Around dinner time Saturday evening, an equipment operator at the Peach Bottom Atomic Power Station in the midst of a post-startup test of the plant's second reactor spotted a cracked test line.

The line, used only to test the reactor's cooling safety systems, had been leaking coolant.

The equipment operator immediately contacted the control room.

Within minutes, Peach Bottom officials set in motion a quick series of actions that started with the closing of a valve to stop the leak followed by the plant's declaration of a low-grade emergency, said April Schilpp, a spokeswoman for the power station.

At 6:02 p.m. Saturday, the plant declared an unusual event, the lowest of four emergency levels at a nuclear-powered station that involves an occurrence that could potentially degrade the level of safety at the site.

Almost immediately, the plant began procedures to shut down the power station to repair the test line and run a battery of tests, Schilpp said.

At 5:13 a.m.

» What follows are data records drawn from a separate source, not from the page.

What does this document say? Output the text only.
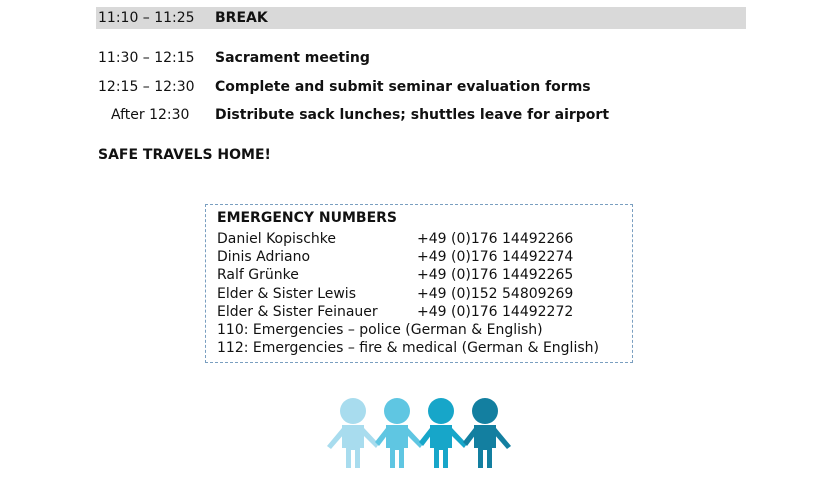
11:10 – 11:25 BREAK
11:30 – 12:15 Sacrament meeting
12:15 – 12:30 Complete and submit seminar evaluation forms
After 12:30 Distribute sack lunches; shuttles leave for airport
SAFE TRAVELS HOME!
EMERGENCY NUMBERS
Daniel Kopischke	+49 (0)176 14492266
Dinis Adriano	+49 (0)176 14492274
Ralf Grünke	+49 (0)176 14492265
Elder & Sister Lewis	+49 (0)152 54809269
Elder & Sister Feinauer	+49 (0)176 14492272
110: Emergencies – police (German & English)
112: Emergencies – fire & medical (German & English)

Sunday, plant officials had safely shut down the plant and exited its unusual event.

At no time during the event was there a threat to public safety or to plant personnel, Schilpp said.

As of Monday morning, the plant's Unit 2 reactor remained off-line.

By that afternoon, plant workers had repaired the leaking test line, Schilpp said.

The plant uses the line to test its safety cooling systems and would not put that pipe into action to cool the reactor in an emergency.

"It was more precautionary than necessary," said Schilpp of the declaration of the unusual event. "It was still the right thing to do."

At the time of the incident, the reactor was coming off of a scheduled refueling outage.

The unit had been supplying electricity to the PJM Interconnection power grid for two hours before the equipment operator discovered the leak, Schilpp said.

All of York County's power flows through the PJM power grid.

Eliot Brenner, director of public affairs for the U.S. Nuclear Regulatory Commission, said the crack in the test line measured about 3 to 4 inches long.

The commission will continue to review the unusual event, he said.

Saturday's low-grade emergency represents the second declaration recorded in nearly three months.

Peach Bottom declared an unusual eventafter a fire that had ignited on the roof of the plant's emergency diesel generator buildings.

Hot exhaust pipes that flow from one of the plant's four diesel generators to the top of the building made contact with roofing material.

As a result, the generator's exhaust gasket, on the roof outside of the building, caught fire.

That fire posed no threat to the public or to the safe operation of the site, plant officials said.

 

POWER TERMS: The U.S. Nuclear Regulatory Commission has FOUR EMERGENCY LEVELS:

--An unusual event signals occurrences have taken place that threaten a potential degradation in the level of safety at a plant.

--Should a utility declare an alert at a plant, events are in process or have occurred that can involve an actual or potential substantial degradation in the level of safety of the plant. Any radioactive release is expected to be limited.

--A site area emergency may be declared should events lead to the actual or likely major failures of plant functions that are needed to protect the public.

--A general emergency involves actual or imminent substantial core damage or melting of reactor fuel with the potential for loss of containment integrity.